Recebeu o título de "Doutor Honoris
Causa", da Universidade de Paris, ocasião em que proclamou seu irônico
discurso autobiográfico, em que analisa sua trajetória de antropólogo, educador
e político, afirmando que aquele honroso título da renomada escola francesa era
um prêmio de reconhecimento por todos os seus fracassos:
- Sou um homem de causas. Vivi
sempre pregando, lutando, como um cruzado pelas causas que me comovem. Elas são
muitas, demais: a salvação dos índios, a escolarização das crianças, a reforma
agrária, o socialismo em liberdade, a universidade necessária. Na verdade somei
mais fracassos do que vitórias em minhas lutas, mas isso não importa. Horrível
seria ter ficado do lado dos que me venceram nessas batalhas.
Em 1974, em viagem a Portugal para fazer
conferências em Coimbra, Lisboa e Porto, Darcy sente-se mal e descobre que está
muito doente. A ditadura brasileira, acreditando que ele estaria em seus
dias finais, permitiu seu regresso ao país apenas para que ele pudesse ao menos
morrer em paz na sua terra natal.
Após um tratamento cirúrgico bem
sucedido, Darcy resistiu bravamente à doença e voltou a dar trabalho aos
generais da ditadura, prosseguindo na sua incessante luta política, apesar de
todas as adversidades que surgiam no caminho.

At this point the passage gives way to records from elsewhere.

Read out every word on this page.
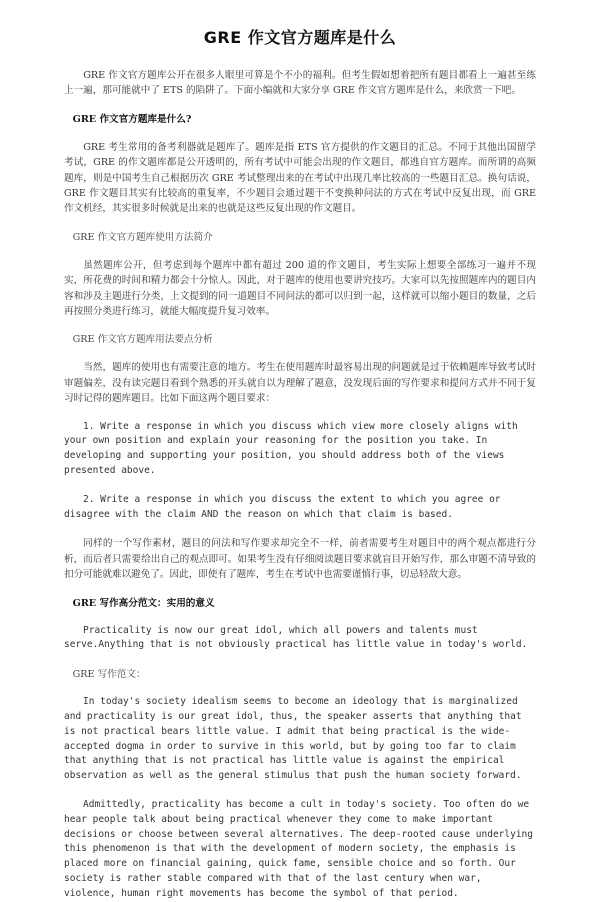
GRE 作文官方题库是什么
GRE 作文官方题库公开在很多人眼里可算是个不小的福利。但考生假如想着把所有题目都看上一遍甚至练上一遍，那可能就中了 ETS 的陷阱了。下面小编就和大家分享 GRE 作文官方题库是什么，来欣赏一下吧。
GRE 作文官方题库是什么?
GRE 考生常用的备考利器就是题库了。题库是指 ETS 官方提供的作文题目的汇总。不同于其他出国留学考试，GRE 的作文题库都是公开透明的，所有考试中可能会出现的作文题目，都逃自官方题库。而所谓的高频题库，则是中国考生自己根据历次 GRE 考试整理出来的在考试中出现几率比较高的一些题目汇总。换句话说，GRE 作文题目其实有比较高的重复率，不少题目会通过题干不变换种问法的方式在考试中反复出现，而 GRE 作文机经，其实很多时候就是出来的也就是这些反复出现的作文题目。
GRE 作文官方题库使用方法简介
虽然题库公开，但考虑到每个题库中都有超过 200 道的作文题目，考生实际上想要全部练习一遍并不现实，所花费的时间和精力都会十分惊人。因此，对于题库的使用也要讲究技巧。大家可以先按照题库内的题目内容和涉及主题进行分类，上文提到的同一道题目不同问法的都可以归到一起，这样就可以缩小题目的数量，之后再按照分类进行练习，就能大幅度提升复习效率。
GRE 作文官方题库用法要点分析
当然，题库的使用也有需要注意的地方。考生在使用题库时最容易出现的问题就是过于依赖题库导致考试时审题偏差，没有读完题目看到个熟悉的开头就自以为理解了题意，没发现后面的写作要求和提问方式并不同于复习时记得的题库题目。比如下面这两个题目要求：
1. Write a response in which you discuss which view more closely aligns with your own position and explain your reasoning for the position you take. In developing and supporting your position, you should address both of the views presented above.
2. Write a response in which you discuss the extent to which you agree or disagree with the claim AND the reason on which that claim is based.
同样的一个写作素材，题目的问法和写作要求却完全不一样，前者需要考生对题目中的两个观点都进行分析，而后者只需要给出自己的观点即可。如果考生没有仔细阅读题目要求就盲目开始写作，那么审题不清导致的扣分可能就难以避免了。因此，即使有了题库，考生在考试中也需要谨慎行事，切忌轻敌大意。
GRE 写作高分范文：实用的意义
Practicality is now our great idol, which all powers and talents must serve.Anything that is not obviously practical has little value in today's world.
GRE 写作范文：
In today's society idealism seems to become an ideology that is marginalized and practicality is our great idol, thus, the speaker asserts that anything that is not practical bears little value. I admit that being practical is the wide-accepted dogma in order to survive in this world, but by going too far to claim that anything that is not practical has little value is against the empirical observation as well as the general stimulus that push the human society forward.
Admittedly, practicality has become a cult in today's society. Too often do we hear people talk about being practical whenever they come to make important decisions or choose between several alternatives. The deep-rooted cause underlying this phenomenon is that with the development of modern society, the emphasis is placed more on financial gaining, quick fame, sensible choice and so forth. Our society is rather stable compared with that of the last century when war, violence, human right movements has become the symbol of that period.
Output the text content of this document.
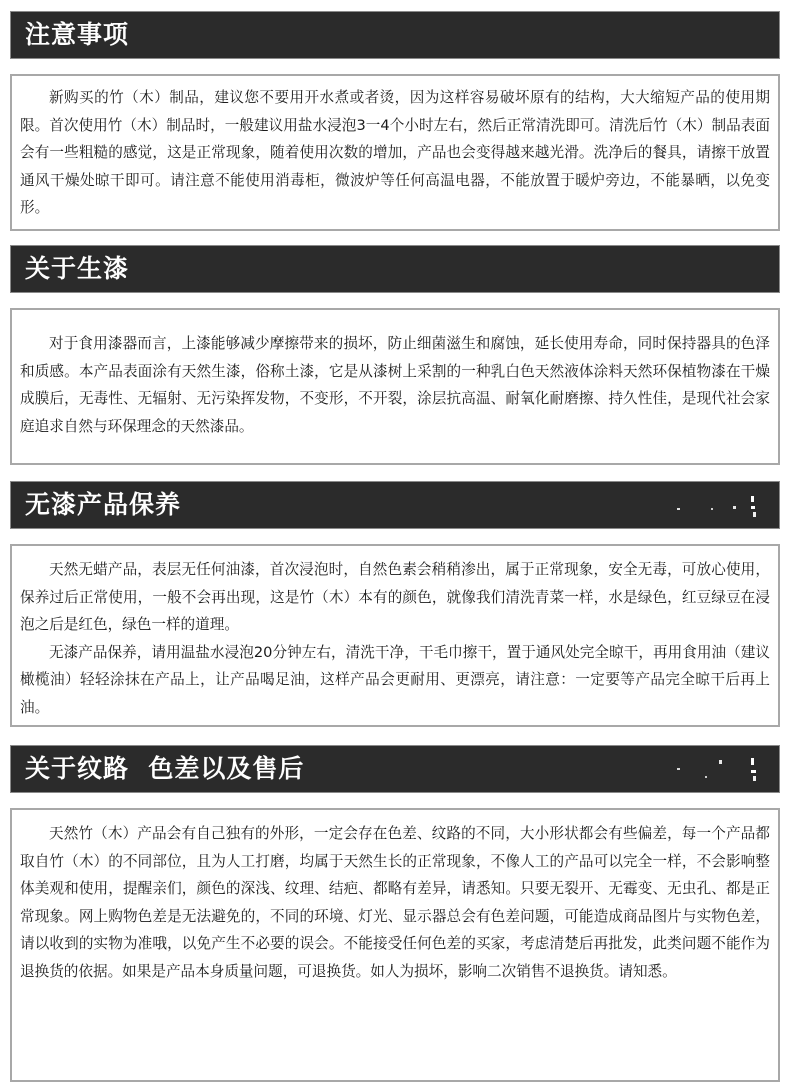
注意事项

新购买的竹（木）制品，建议您不要用开水煮或者烫，因为这样容易破坏原有的结构，大大缩短产品的使用期限。首次使用竹（木）制品时，一般建议用盐水浸泡3一4个小时左右，然后正常清洗即可。清洗后竹（木）制品表面会有一些粗糙的感觉，这是正常现象，随着使用次数的增加，产品也会变得越来越光滑。洗净后的餐具，请擦干放置通风干燥处晾干即可。请注意不能使用消毒柜，微波炉等任何高温电器，不能放置于暖炉旁边，不能暴晒，以免变形。

关于生漆

对于食用漆器而言，上漆能够减少摩擦带来的损坏，防止细菌滋生和腐蚀，延长使用寿命，同时保持器具的色泽和质感。本产品表面涂有天然生漆，俗称土漆，它是从漆树上采割的一种乳白色天然液体涂料天然环保植物漆在干燥成膜后，无毒性、无辐射、无污染挥发物，不变形，不开裂，涂层抗高温、耐氧化耐磨擦、持久性佳，是现代社会家庭追求自然与环保理念的天然漆品。

无漆产品保养

天然无蜡产品，表层无任何油漆，首次浸泡时，自然色素会稍稍渗出，属于正常现象，安全无毒，可放心使用，保养过后正常使用，一般不会再出现，这是竹（木）本有的颜色，就像我们清洗青菜一样，水是绿色，红豆绿豆在浸泡之后是红色，绿色一样的道理。

无漆产品保养，请用温盐水浸泡20分钟左右，清洗干净，干毛巾擦干，置于通风处完全晾干，再用食用油（建议橄榄油）轻轻涂抹在产品上，让产品喝足油，这样产品会更耐用、更漂亮，请注意：一定要等产品完全晾干后再上油。

关于纹路  色差以及售后

天然竹（木）产品会有自己独有的外形，一定会存在色差、纹路的不同，大小形状都会有些偏差，每一个产品都取自竹（木）的不同部位，且为人工打磨，均属于天然生长的正常现象，不像人工的产品可以完全一样，不会影响整体美观和使用，提醒亲们，颜色的深浅、纹理、结疤、都略有差异，请悉知。只要无裂开、无霉变、无虫孔、都是正常现象。网上购物色差是无法避免的，不同的环境、灯光、显示器总会有色差问题，可能造成商品图片与实物色差，请以收到的实物为准哦，以免产生不必要的误会。不能接受任何色差的买家，考虑清楚后再批发，此类问题不能作为退换货的依据。如果是产品本身质量问题，可退换货。如人为损坏，影响二次销售不退换货。请知悉。
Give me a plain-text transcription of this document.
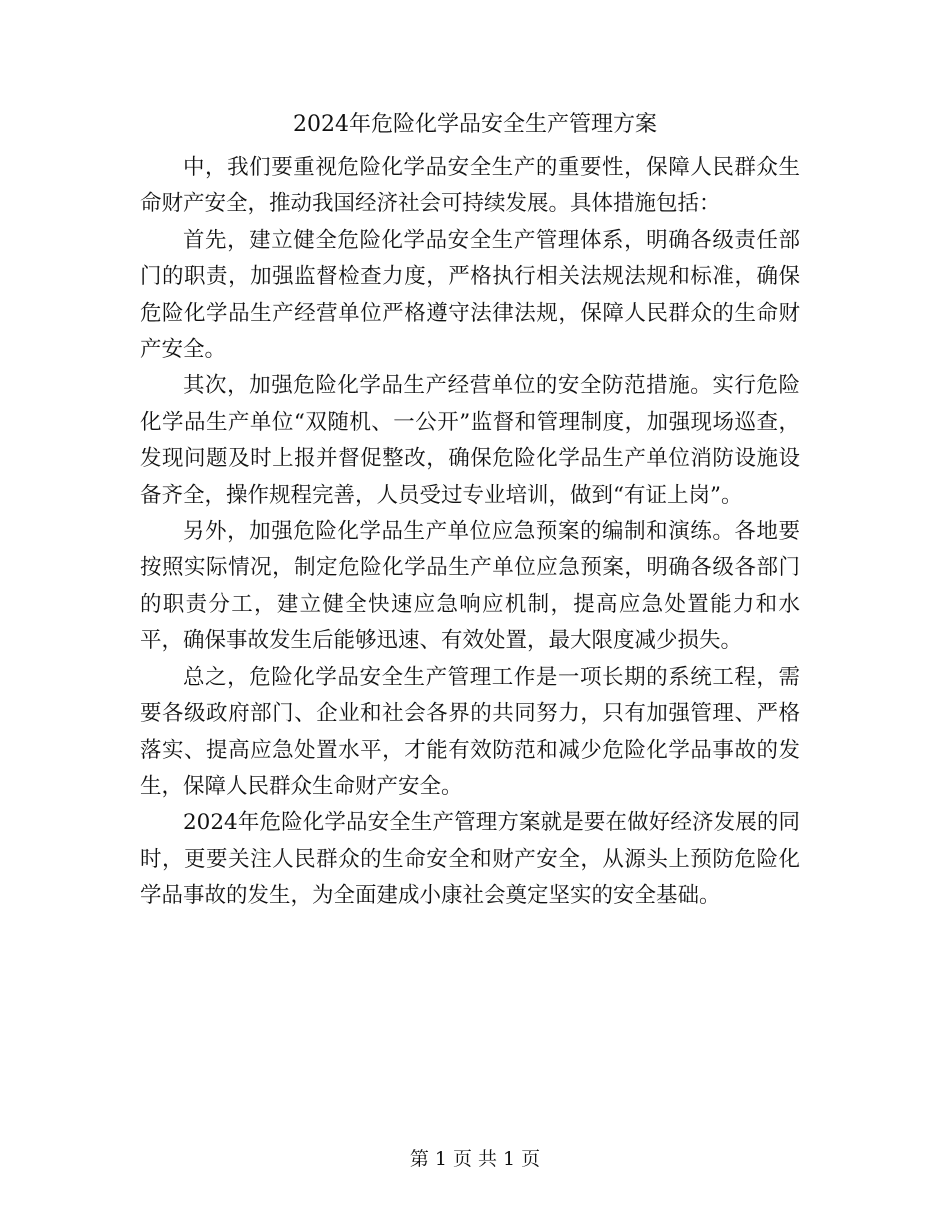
2024年危险化学品安全生产管理方案

中，我们要重视危险化学品安全生产的重要性，保障人民群众生命财产安全，推动我国经济社会可持续发展。具体措施包括：

首先，建立健全危险化学品安全生产管理体系，明确各级责任部门的职责，加强监督检查力度，严格执行相关法规法规和标准，确保危险化学品生产经营单位严格遵守法律法规，保障人民群众的生命财产安全。

其次，加强危险化学品生产经营单位的安全防范措施。实行危险化学品生产单位“双随机、一公开”监督和管理制度，加强现场巡查，发现问题及时上报并督促整改，确保危险化学品生产单位消防设施设备齐全，操作规程完善，人员受过专业培训，做到“有证上岗”。

另外，加强危险化学品生产单位应急预案的编制和演练。各地要按照实际情况，制定危险化学品生产单位应急预案，明确各级各部门的职责分工，建立健全快速应急响应机制，提高应急处置能力和水平，确保事故发生后能够迅速、有效处置，最大限度减少损失。

总之，危险化学品安全生产管理工作是一项长期的系统工程，需要各级政府部门、企业和社会各界的共同努力，只有加强管理、严格落实、提高应急处置水平，才能有效防范和减少危险化学品事故的发生，保障人民群众生命财产安全。

2024年危险化学品安全生产管理方案就是要在做好经济发展的同时，更要关注人民群众的生命安全和财产安全，从源头上预防危险化学品事故的发生，为全面建成小康社会奠定坚实的安全基础。

第 1 页 共 1 页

O ano de 1976 trazia ainda mais tristezas
para Darcy, em razão das mortes de João Goulart e JK. Ele prosseguiu no
trabalho de edição de suas obras, tendo publicado, nesta época, o seu romance
mais famoso, Maíra.
Fixando-se no Rio de Janeiro para
recuperar a saúde, passou a trabalhar na campanha pela abertura
democrática no Brasil, além de continuar a desenvolver projetos para diversas
universidades do mundo e a participar de conferências na ONU.